There was range to the Sundance Film Festival this year. If you asked attendees to name their top films, you’d hear a lot of healthy variance. As usual, social issue docs had a strong showing, a notable thread that jumped out at me was “writing history.” Three documentaries fit together so well that it made me think “getting it on record” must be part of the Zeitgeist. Since there’s only space for two here, I’ll start by mentioning Reagan, by Eugene Jarecki (The Fog of War and Why We Fight), an exceptionally balanced doc which aims to shed light on the real Ronald Reagan, beyond the mythology of the 48th President that still dominates the conservative political discourse here in the United States.
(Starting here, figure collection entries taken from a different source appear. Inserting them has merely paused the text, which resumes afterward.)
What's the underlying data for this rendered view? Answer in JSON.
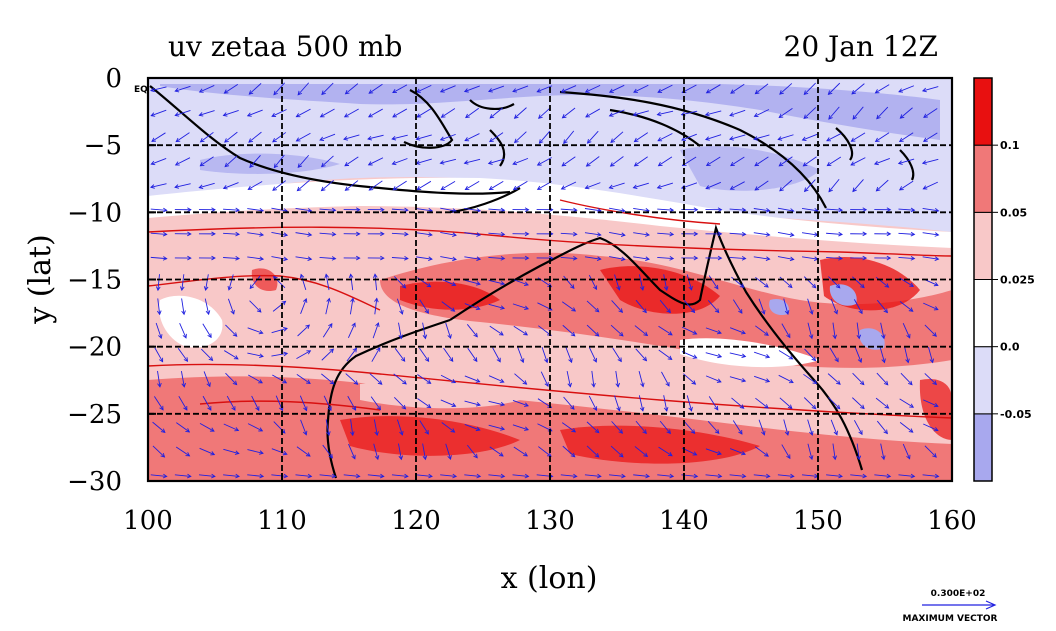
{
  "chart_data": {
    "type": "heatmap",
    "title_left": "uv zetaa 500 mb",
    "title_right": "20 Jan 12Z",
    "xlabel": "x (lon)",
    "ylabel": "y (lat)",
    "xlim": [
      100,
      160
    ],
    "ylim": [
      -30,
      0
    ],
    "x_ticks": [
      100,
      110,
      120,
      130,
      140,
      150,
      160
    ],
    "y_ticks": [
      0,
      -5,
      -10,
      -15,
      -20,
      -25,
      -30
    ],
    "y_tick_labels": [
      "0",
      "−5",
      "−10",
      "−15",
      "−20",
      "−25",
      "−30"
    ],
    "eq_label": "EQ",
    "grid": true,
    "colorbar": {
      "levels": [
        -0.05,
        0.0,
        0.025,
        0.05,
        0.1
      ],
      "labels": [
        "-0.05",
        "0.0",
        "0.025",
        "0.05",
        "0.1"
      ],
      "colors": [
        "#a8a8ee",
        "#dcdcf8",
        "#ffffff",
        "#f8c8c8",
        "#f07878",
        "#e81010"
      ]
    },
    "vector_legend": {
      "value": "0.300E+02",
      "label": "MAXIMUM VECTOR",
      "color": "#2020e0"
    }
  }
}
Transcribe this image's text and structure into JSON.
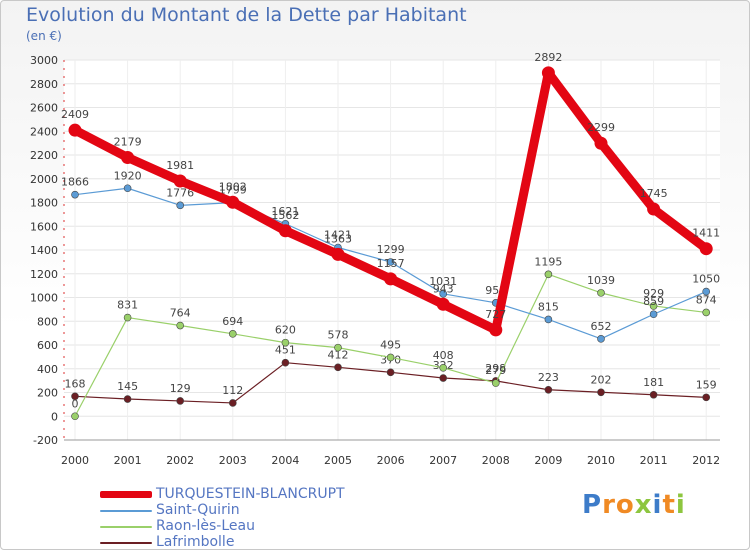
{
  "header": {
    "title": "Evolution du Montant de la Dette par Habitant",
    "unit": "(en €)"
  },
  "brand": {
    "letters": [
      {
        "ch": "P",
        "color": "#3d7cc9"
      },
      {
        "ch": "r",
        "color": "#f08a24"
      },
      {
        "ch": "o",
        "color": "#f08a24"
      },
      {
        "ch": "x",
        "color": "#8dc63f"
      },
      {
        "ch": "i",
        "color": "#3d7cc9"
      },
      {
        "ch": "t",
        "color": "#f08a24"
      },
      {
        "ch": "i",
        "color": "#8dc63f"
      }
    ]
  },
  "chart_data": {
    "type": "line",
    "x": [
      2000,
      2001,
      2002,
      2003,
      2004,
      2005,
      2006,
      2007,
      2008,
      2009,
      2010,
      2011,
      2012
    ],
    "ylim": [
      -200,
      3000
    ],
    "yticks": [
      -200,
      0,
      200,
      400,
      600,
      800,
      1000,
      1200,
      1400,
      1600,
      1800,
      2000,
      2200,
      2400,
      2600,
      2800,
      3000
    ],
    "grid": true,
    "legend": "bottom-left",
    "series": [
      {
        "name": "TURQUESTEIN-BLANCRUPT",
        "color": "#e30613",
        "values": [
          2409,
          2179,
          1981,
          1802,
          1562,
          1363,
          1157,
          943,
          727,
          2892,
          2299,
          1745,
          1411
        ]
      },
      {
        "name": "Saint-Quirin",
        "color": "#5b9bd5",
        "values": [
          1866,
          1920,
          1776,
          1799,
          1621,
          1421,
          1299,
          1031,
          955,
          815,
          652,
          859,
          1050
        ]
      },
      {
        "name": "Raon-lès-Leau",
        "color": "#9ad06a",
        "values": [
          0,
          831,
          764,
          694,
          620,
          578,
          495,
          408,
          279,
          1195,
          1039,
          929,
          874
        ]
      },
      {
        "name": "Lafrimbolle",
        "color": "#6b1f24",
        "values": [
          168,
          145,
          129,
          112,
          451,
          412,
          370,
          322,
          298,
          223,
          202,
          181,
          159
        ]
      }
    ]
  }
}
Some people buy into myths, for a variety of reasons, Jarecki aims to right the scales, to emphasize what Reagan’s son, Ron Reagan Jr., says about his father, “He was both smarter and better than the left think he was, and less the giant than many on the right think he was.” Like Jarecki, two other filmmakers added their takes to history:

How excellent would it be if you were sifting through the vault at a television studio, looking through film reels for a project you were researching, when all of a sudden you discovered a huge archive of mostly unseen 16mm footage documenting a vital piece of history? Making its way to Park City from Scandinavia was The Black Power Mixtape 1967-1975, directed by Swedish filmmaker Göran Hugo Olsson and coproduced by Danny Glover. Olsson discovered a trough of pristinely preserved footage about the Black Power Movement while working on a movie about Soul Music. He recalls: “The moment we saw this footage we knew we were going to make this movie. I also saw it as my duty to take these fantastic images and make them accessible to an audience.”